We spanking authors have more emotions to deal with than authors of virtually all other genres, for we usually get all the emotions you get in those other genres, plus the emotions that emerge from the act of giving or receiving a spank or two. To the romantic stirrings in a standard bodice ripper, we also have the added tingle of hero and heroine taking delight, or not, in having a smacked bottom added to the mix.
The first trap we fall into is trying to explain why spankers and spankees have the reactions they do. Particularly when our plot device is to awaken in the spankee and unexpected positive reaction to what most would expect to be extremely negative.
This is often the result of allowing the delight of fantasy over-rule what would happen in real life: spank an office worker and you are more likely, in real life to end up in court, not in a romantic embrace. But in the world of spanko fiction, the sting in the buttocks ignites an unexpected flame of passion - which is far more fun to write about, and read about, than an appearance in court to answer charges of assault and battery.
So what trap do we fall into? Spanko readers already know all about bottom burn being an aphrodisiac and non-spankos are not reading our works and, in any case, are never going to understand our equation.
There is no real need to give an sort of lengthy explanation - except as a linguistic exercise in trying to nail our experience in a way that, perhaps, gives some new insight into what happens to those who are not an exact match for our own traits.
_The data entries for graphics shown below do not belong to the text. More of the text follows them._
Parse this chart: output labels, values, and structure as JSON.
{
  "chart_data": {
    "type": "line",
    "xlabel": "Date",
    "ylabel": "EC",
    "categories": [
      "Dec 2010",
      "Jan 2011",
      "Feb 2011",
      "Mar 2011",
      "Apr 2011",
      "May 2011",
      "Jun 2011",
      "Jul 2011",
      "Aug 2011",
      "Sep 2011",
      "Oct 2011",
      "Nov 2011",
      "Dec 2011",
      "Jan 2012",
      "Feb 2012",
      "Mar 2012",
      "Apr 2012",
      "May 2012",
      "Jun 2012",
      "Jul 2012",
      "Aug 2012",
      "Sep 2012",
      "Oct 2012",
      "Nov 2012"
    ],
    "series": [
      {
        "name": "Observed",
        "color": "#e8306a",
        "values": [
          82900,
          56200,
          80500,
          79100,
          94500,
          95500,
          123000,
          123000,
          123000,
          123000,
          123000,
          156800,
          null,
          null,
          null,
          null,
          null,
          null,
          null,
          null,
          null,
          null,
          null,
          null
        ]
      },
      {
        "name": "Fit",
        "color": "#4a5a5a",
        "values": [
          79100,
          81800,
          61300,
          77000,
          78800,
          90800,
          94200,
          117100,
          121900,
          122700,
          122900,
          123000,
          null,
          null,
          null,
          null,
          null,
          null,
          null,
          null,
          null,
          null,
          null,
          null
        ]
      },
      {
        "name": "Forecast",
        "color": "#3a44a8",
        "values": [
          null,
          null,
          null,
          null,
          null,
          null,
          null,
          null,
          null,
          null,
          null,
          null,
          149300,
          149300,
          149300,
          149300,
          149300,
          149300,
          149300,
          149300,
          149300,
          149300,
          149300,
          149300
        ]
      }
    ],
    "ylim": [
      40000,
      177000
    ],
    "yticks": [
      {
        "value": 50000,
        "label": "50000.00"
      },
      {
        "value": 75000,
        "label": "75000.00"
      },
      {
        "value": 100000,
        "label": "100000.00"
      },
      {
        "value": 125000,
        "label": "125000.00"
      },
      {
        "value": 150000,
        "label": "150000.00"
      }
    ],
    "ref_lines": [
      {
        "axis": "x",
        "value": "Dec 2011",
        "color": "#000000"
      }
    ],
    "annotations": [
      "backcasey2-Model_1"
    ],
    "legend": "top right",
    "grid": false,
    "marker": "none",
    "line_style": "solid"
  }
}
But the biggest trap an author, any author and not just spanking authors, can fall into when deciding to explore the reactions to having one's bottom turned a delightful shade of crimson, is to tell rather than show.
Elsewhere we have seen that "Tom knew that Sheila liked him" is a tell and is neither satisfying nor titillating. It would be far better to have written ""Between classes, Sheila was always leaning on his locker when he'd go to
open it. She'd roll her eyes and shove off with one foot, leaving a
black-heel mark on the painted metal, but she also left the smell of her
perfume. The combination lock would still be warm from her ass. And
the next break, Sheila would be leaned there, again." (I cannot claim authorship of those words - they turn up in a creative writing essay on LitReactor).
But you can see the obvious improvement by going from tell to show.
When an unwilling victim turns to their shocked surprise into bed lust, we may want to take time out to resolve the unexpected (to the aforesaid unwilling victim) change in attitude towards a butt warming. The trick is to show - without being too clinical over bodily processes - rather than give a list of emotions.
We shall deal with clinical bodily processes some other time.
Meanwhile, I am sure that Etta Stark will have an "E" set up for your erudition.
You make a good point--one cannot explain spanking fiction to one who does not enjoy the genre. An author's goal should not be to convince a nonspanko that a spanking is justified because that cannot be done. Just tell (show!) the story--in as authentic manner as you can.